Os desafios dos quilombolas não terminam com a titularidade da terreno. A presidente da Associação das Comunidades Remanescente de Quilombos do Estado do Rio de Janeiro (Acquilerj), Bia Nunes, acredita que não basta possuir a garantia de propriedade do território.
“Depois que a gente consegue ocupar o título da terreno, tem que possuir as políticas públicas para a comunidade”, defendeu à Filial Brasil. “A gente precisa das políticas públicas dentro da comunidade antes e depois do título da terreno”.
Bia lista porquê principais carências políticas o aproximação à saúde pública e a presença da instrução quilombola dentro dos territórios.
“Enquanto a gente não conseguir, dentro da comunidade, fazer esse trabalho de conscientização com as crianças e com os jovens, a gente não consegue se fortalecer. Quando o jovem está dentro da sala de lição e começa a se reconhecer, a se pertencer, fica muito mais fácil para ele entender depois, do lado de fora da comunidade, quem ele é”.
A Acquilerj reúne mais de 50 comunidades tradicionais. Bia Nunes acrescenta que a elaboração de políticas não pode ser uma coisa imposta aos quilombolas.
“Às vezes chega alguma política pública que não atende a determinada premência porque a coisa já foi formada por quem não sente [a necessidade]. Quando é feita por quem não sente, ela não nos atende”.
A Defensoria Pública do Rio de Janeiro conduz um programa que realiza visitas em comunidades tradicionais. Além de prestar assistências coletivas aos quilombos, também há atendimentos individualizados para resolver questões porquê divórcios, guarda de crianças e emissão de documentos, por exemplo. Serviços simples, mas que se tornam mais complicados em comunidades muitas vezes distantes de grandes centros.
Representatividade
Mulher negra, a defensora Daniele da Silva de Magalhães comanda a Coordenadoria da Promoção da Isenção Racial da Defensoria. Ela pleiteia que o poder público tenha cada vez mais representatividade, porquê o caso dela.
“A gente consegue institucionalizar a dor de 56% da população. O que eu faço é o que eu sinto”, ressalta, fazendo referência ao percentual de pretos e pardos na população brasileira.
“Às vezes, ao final do meu dia, eu estou exaurida emocionalmente porque eu não falo de um pouco que é do outro. Eu falo de um pouco que é meu, é dos nossos, é dos meus”, completa.
Antirracismo
O Seminário Quilombola Nego Papa faz segmento da campanha 21 Dias de Ativismo Contra o Racismo, criada por ativista do movimento preto com a missão de incentivar a luta antirracista em diferentes contextos.
A campanha foi idealizada para lembrar o Massacre de Shaperville, bairro de Johanesburgo, na África do Sul.
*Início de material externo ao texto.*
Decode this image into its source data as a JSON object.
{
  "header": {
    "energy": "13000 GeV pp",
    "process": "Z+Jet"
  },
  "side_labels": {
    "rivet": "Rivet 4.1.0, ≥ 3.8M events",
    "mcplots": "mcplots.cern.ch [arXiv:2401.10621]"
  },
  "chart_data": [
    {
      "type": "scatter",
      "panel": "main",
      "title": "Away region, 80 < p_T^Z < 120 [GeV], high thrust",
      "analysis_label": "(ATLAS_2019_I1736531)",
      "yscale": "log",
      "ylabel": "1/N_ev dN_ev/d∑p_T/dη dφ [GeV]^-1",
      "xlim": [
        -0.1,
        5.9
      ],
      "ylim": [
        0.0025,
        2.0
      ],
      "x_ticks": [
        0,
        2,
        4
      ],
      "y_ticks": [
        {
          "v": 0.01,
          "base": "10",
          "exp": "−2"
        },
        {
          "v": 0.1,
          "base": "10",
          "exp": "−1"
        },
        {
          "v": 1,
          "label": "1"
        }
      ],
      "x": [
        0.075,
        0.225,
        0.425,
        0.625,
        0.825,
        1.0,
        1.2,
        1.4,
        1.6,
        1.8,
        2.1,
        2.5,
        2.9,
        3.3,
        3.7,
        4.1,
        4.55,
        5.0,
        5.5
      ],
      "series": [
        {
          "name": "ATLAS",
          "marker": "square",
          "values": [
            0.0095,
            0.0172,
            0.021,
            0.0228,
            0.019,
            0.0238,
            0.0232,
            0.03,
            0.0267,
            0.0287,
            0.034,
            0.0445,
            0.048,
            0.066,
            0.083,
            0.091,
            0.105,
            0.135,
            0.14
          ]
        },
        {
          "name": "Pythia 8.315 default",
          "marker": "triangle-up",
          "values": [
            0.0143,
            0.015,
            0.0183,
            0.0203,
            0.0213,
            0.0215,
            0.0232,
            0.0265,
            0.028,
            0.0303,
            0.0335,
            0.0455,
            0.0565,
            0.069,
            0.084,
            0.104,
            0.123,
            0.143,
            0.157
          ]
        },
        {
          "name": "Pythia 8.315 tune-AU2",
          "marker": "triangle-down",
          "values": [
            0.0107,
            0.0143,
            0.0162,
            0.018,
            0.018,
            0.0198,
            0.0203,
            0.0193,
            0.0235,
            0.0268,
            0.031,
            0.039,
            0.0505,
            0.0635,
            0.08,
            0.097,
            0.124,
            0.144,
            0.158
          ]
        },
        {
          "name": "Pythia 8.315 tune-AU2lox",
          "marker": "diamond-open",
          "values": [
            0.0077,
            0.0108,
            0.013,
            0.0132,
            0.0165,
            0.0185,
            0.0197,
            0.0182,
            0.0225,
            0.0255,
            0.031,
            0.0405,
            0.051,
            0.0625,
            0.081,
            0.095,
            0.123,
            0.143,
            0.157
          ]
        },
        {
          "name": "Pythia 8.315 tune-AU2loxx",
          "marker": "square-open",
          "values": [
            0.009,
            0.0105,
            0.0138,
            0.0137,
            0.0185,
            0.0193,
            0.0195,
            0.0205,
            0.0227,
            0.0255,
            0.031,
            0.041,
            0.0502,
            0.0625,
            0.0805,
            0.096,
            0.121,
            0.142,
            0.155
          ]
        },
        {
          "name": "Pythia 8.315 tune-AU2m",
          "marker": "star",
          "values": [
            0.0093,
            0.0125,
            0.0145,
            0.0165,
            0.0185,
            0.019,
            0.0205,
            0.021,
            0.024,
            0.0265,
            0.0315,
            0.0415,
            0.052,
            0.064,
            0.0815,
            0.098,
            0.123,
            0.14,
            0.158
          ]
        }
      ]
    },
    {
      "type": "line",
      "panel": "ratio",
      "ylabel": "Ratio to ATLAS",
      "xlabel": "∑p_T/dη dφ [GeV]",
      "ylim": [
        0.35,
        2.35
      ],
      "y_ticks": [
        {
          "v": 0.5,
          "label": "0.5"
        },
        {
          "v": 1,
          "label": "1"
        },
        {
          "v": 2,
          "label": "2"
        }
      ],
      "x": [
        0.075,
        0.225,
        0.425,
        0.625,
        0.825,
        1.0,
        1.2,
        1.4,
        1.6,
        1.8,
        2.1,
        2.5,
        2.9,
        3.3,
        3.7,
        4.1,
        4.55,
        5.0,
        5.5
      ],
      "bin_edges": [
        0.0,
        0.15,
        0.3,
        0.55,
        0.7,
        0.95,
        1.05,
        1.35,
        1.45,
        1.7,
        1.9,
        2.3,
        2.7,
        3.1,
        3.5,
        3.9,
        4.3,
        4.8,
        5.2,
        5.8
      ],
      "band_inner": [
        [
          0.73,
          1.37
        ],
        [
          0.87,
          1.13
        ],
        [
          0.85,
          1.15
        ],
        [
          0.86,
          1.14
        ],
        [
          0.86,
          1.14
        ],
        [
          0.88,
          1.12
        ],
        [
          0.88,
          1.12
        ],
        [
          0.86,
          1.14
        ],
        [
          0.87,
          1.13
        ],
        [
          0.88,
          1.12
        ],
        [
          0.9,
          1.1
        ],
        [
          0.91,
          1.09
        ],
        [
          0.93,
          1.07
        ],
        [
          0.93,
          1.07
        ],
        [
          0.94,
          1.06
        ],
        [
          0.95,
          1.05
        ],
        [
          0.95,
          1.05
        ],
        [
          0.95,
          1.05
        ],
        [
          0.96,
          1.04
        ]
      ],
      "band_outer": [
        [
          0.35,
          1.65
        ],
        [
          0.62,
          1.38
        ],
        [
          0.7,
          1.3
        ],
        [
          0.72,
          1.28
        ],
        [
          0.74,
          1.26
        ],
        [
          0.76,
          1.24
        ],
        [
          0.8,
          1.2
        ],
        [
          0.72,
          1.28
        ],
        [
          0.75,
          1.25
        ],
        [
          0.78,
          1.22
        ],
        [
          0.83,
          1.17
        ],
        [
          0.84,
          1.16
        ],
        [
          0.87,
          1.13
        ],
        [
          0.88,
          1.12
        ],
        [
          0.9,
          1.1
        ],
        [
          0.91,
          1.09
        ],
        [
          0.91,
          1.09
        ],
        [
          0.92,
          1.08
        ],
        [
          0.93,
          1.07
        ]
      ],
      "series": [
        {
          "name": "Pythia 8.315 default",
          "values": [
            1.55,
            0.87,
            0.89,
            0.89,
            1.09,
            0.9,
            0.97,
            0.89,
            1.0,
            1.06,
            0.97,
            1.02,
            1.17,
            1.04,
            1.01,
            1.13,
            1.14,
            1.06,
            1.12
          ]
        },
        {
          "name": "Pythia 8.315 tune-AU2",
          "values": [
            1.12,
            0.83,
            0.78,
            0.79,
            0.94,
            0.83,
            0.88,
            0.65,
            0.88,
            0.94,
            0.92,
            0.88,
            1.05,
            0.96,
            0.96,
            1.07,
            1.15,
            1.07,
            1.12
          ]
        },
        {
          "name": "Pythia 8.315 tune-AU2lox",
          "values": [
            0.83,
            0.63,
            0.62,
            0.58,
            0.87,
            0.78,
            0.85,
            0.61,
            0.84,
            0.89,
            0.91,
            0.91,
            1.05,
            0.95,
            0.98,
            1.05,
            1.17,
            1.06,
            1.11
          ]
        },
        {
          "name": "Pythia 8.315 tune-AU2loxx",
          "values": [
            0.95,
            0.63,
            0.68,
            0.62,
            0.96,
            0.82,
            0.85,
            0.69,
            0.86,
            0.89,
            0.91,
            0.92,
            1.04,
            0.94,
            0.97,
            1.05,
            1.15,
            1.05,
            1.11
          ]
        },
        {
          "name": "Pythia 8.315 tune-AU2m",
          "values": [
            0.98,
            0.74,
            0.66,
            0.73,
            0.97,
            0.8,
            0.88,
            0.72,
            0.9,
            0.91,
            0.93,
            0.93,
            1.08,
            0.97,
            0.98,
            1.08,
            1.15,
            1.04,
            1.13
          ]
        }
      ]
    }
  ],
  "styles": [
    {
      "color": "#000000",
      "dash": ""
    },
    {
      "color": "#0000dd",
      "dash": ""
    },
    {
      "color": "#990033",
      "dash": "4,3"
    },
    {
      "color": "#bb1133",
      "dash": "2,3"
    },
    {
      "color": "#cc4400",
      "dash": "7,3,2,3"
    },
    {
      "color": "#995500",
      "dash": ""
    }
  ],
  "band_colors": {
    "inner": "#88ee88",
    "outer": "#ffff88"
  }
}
Em um protesto realizado em 21 de março de 1960, jovens negros realizaram uma marcha contra a Lei do Passe, que os obrigava a usar uma caderneta na qual estava determinado aonde eles poderiam ir, assim porquê a obrigatoriedade do ensino do africaner, a língua do opressor. Foram 63 jovens mortos e 186 feridos.
Nego Papa
Antonio Papa dos Santos, o Nego Papa, morreu em 3 de dezembro do ano pretérito, aos 63 anos. Nascido no Vale do Rio Berlengas, no Piauí, em um povoado onde hoje fica a cidade de Francinópolis, Nego Papa era considerado um dos maiores intelectuais quilombolas do país, tendo publicado dois livros Quilombos, modos e significados (2007) e Colonização, Quilombos: modos e significados (2015), além de vários artigos e poemas.
Além da atividade intelectual, Papa atuou na Coordenação Estadual das Comunidades Quilombolas do Piauí (CECOQ/PI) e na Conaq.